Expone que ser chofer es peligroso, y ser mujer taxista es un doble riesgo, no porque sufra discriminación de sus compañeros que en su mayoría le brindan aprecio y apoyo, sino por conductores particulares que la ven con recelo y la tratan de discriminar. Se mantiene activa a pesar de que sus familiares, madre e hijos, hoy jóvenes adultos, no quieren que siga como taxista, pero Karine asegura con una amplia sonrisa en el rostro que esto se lleva en la sangre.
Expone que en la actualidad prefiere el horario de la tarde hasta las diez de la noche, le va muy bien, muchas personas buscan que se les dé el servicio cuando lo requieren, aunque reconoce que el pertenecer a radiotaxis es un compromiso, pero si está disponible con gusto los atiende; como mujer taxista hay preferencia y asegura que no se puede quejar.
Celebra trabajando
La celebración del Día de las Madres será trabajando, pero con el cariño de los suyos.

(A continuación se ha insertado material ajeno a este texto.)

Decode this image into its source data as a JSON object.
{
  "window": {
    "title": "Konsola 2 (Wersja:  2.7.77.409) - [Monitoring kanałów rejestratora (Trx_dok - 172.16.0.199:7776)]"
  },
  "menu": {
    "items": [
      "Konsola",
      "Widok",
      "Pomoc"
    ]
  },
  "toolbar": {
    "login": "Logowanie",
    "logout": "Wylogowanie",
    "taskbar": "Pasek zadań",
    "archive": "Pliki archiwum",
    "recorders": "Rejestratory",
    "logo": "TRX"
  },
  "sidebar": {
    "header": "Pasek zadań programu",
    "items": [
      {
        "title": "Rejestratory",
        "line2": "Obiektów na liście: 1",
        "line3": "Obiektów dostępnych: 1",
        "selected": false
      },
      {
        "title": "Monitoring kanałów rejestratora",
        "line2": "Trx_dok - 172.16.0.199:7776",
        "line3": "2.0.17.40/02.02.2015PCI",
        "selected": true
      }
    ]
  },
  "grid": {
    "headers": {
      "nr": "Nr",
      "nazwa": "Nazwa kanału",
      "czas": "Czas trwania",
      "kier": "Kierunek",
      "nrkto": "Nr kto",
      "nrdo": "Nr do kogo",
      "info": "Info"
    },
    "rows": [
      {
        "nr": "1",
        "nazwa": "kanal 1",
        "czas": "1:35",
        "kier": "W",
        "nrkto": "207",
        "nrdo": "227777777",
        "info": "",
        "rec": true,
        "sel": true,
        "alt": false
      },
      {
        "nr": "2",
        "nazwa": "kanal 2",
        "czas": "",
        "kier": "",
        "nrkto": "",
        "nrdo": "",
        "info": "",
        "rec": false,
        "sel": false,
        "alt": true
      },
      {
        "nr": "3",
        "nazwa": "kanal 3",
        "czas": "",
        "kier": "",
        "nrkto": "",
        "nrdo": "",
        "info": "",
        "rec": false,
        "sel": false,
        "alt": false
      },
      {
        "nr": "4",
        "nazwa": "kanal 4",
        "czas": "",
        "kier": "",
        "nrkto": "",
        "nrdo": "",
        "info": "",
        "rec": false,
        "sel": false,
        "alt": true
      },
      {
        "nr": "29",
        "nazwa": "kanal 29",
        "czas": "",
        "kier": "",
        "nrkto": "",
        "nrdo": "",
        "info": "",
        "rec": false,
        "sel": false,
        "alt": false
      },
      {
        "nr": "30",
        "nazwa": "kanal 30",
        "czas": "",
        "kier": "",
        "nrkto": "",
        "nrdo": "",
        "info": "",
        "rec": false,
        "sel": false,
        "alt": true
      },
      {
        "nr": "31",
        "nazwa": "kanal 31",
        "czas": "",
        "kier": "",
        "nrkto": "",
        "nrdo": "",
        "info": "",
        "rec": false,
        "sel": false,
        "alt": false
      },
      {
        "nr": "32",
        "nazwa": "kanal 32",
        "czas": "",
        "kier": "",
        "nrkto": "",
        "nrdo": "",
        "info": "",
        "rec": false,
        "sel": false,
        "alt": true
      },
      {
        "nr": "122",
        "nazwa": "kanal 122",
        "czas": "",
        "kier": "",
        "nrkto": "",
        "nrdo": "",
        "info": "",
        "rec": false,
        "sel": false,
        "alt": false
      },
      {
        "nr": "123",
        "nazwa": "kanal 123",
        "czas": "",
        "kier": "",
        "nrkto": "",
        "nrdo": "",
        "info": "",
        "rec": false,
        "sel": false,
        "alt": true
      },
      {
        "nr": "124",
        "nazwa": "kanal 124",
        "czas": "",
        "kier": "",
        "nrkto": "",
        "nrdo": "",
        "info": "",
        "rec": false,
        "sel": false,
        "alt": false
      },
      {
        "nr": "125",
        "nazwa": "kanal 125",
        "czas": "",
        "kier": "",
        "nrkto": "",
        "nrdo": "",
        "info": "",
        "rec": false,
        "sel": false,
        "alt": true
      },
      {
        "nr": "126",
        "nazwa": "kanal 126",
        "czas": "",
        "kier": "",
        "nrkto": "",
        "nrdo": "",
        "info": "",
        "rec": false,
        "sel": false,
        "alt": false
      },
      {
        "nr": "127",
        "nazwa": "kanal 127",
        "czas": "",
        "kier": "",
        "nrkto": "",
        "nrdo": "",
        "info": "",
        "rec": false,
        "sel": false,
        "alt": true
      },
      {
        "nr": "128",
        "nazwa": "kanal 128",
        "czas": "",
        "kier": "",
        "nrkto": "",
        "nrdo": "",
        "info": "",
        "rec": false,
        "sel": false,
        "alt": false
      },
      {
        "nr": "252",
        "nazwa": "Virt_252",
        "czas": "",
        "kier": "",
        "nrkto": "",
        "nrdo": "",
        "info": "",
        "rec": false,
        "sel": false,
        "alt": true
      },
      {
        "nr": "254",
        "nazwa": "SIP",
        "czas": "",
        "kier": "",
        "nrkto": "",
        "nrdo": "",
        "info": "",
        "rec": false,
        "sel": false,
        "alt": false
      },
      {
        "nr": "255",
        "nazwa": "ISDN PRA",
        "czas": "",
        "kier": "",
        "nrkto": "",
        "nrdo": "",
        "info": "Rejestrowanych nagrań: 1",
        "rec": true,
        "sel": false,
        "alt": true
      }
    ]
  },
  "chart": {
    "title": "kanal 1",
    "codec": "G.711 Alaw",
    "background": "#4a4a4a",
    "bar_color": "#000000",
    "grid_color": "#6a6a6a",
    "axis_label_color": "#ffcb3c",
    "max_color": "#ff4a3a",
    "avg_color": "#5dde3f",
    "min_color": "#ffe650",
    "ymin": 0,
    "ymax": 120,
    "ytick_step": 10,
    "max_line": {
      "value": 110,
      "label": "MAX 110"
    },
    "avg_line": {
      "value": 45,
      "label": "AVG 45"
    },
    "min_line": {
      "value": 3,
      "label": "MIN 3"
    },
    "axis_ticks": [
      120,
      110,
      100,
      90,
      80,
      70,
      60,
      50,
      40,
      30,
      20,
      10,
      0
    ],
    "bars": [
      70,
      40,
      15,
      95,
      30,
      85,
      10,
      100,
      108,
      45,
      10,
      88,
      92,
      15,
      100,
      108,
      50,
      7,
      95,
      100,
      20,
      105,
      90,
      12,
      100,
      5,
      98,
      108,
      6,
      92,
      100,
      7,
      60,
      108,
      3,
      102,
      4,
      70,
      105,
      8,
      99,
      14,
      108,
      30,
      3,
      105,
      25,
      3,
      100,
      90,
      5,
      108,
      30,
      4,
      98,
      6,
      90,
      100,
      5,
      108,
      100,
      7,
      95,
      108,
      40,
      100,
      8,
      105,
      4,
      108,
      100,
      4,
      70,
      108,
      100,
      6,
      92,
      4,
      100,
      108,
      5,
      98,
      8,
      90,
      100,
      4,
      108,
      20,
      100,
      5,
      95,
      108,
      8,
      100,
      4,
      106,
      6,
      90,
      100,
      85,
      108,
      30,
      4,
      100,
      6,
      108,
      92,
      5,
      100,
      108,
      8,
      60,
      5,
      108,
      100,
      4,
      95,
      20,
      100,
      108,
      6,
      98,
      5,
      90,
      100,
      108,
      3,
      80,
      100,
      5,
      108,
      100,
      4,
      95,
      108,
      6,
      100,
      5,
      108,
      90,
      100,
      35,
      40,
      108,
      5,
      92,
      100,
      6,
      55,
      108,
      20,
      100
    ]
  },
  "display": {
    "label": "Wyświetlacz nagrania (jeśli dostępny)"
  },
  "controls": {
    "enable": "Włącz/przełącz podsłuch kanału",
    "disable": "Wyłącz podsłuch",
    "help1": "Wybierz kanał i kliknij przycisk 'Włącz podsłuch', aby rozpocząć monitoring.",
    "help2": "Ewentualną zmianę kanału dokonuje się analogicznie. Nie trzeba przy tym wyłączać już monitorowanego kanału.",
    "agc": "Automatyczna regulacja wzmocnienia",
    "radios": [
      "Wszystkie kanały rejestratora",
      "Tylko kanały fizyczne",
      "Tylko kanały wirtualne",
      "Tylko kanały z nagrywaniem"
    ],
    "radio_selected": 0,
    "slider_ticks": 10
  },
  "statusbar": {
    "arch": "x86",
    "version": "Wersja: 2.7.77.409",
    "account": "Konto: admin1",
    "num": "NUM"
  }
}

Como casi todos los años, señala que el 10 de mayo “lo vamos a celebrar en la mañana con la familia y por la tarde trabajando en nuestro turno; no puede faltar una reunión con mis hijos y madre, pero el trabajo es un compromiso, además del orgullo de transportar en muchos casos a cientos de hijos que van a las casas de las mamás con regalos en brazos, con pastel y ollas de alimento, a los restaurantes, es bonito; que aunque sea en este día las cuidan, apapachan y atienden a las madres que dan todo, incluso la vida por los hijos”.
Recuerda que han sido muchas las ocasiones que ha sentido orgullo de ser taxista, que le quedan en la memoria, en el corazón y en el agradecimiento; ejemplo de ello han sido llevar a una madre al hospital porque la hora del parto se acerca, transportar a mujeres de edad avanzada que viajan de las terminales de autobuses a sus casas, porque según relatan, llevan muchos años no han visto a sus hijos. Otros son algunos de los casos que no se borran de la mente, que expresan el cariño hacia las madres y de estas hacia los hijos.
Para algunas jovencitas es un ejemplo, pues en algunas ocasiones le han preguntado si ellas podrían ser taxistas, la ven como una mujer trabajadora que incursiona en un oficio que generalmente lo desempeñan los hombres; la recomendación de Karine es: “que estudien, se preparen y que ser taxista también es un oficio muy bonito, pero también riesgoso porque hay que tener cuidado de quién se sube, a dónde se va, tener alerta el sexto sentido y sí, siempre hay más confianza al abordar un taxi cuando la conductora es mujer”.